I mounted the NFS directory and brought down the virtual machines. I used the “Datastore Browser” and selected the datastore where the Virtual Machines are stored.  I selected a folder and clicked move.  There is a warning message which you can OK through and then selected the NFS mount where it will go.

This process will move the files of the virtual machine but leave the configuration on the host. If you were to reboot, you would see “unreachable” for the VM entry of any virtual machine you moved.

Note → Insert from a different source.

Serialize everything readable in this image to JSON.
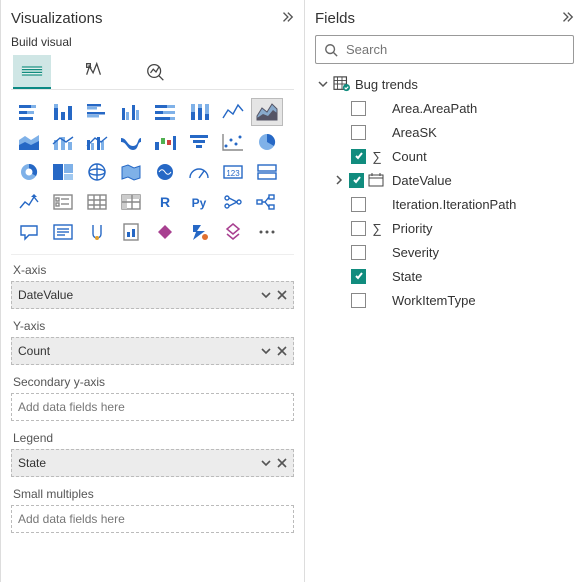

Running the moves serially; I found 66 gigabytes(the vmdk and the other files) would move on average 20 minutes. If I started more moves, the time obviously would increase.  I found going past 4 moves would really start to bog things down and the client would have issues.   One case I tried 10 moves and went to bed.  The next morning I found there were 4 timeout errors and about 5 moves left with the longest taking about 66 minutes.  A quick check of the folders found that all had moved in about 2 hours or so.  The client was confused.  I terminated the migration time windows.

One thing to consider is there isn’t a label on what is being moved.  Just the process bar.

For the 22 virtual machines, it was about 8 hours or so to move them.

After doing the disk swap; I started the process to move them back.  The time was a less as I did that 10 VM move through the night and finished up with a couple batches of 4.

The host needed a reboot to recognize they had returned.  After that; I powered them up and there were no issues.

This was not the most efficient way to handle the disk swap and backup.  However, it was one of the rare times to simply play and see what happened.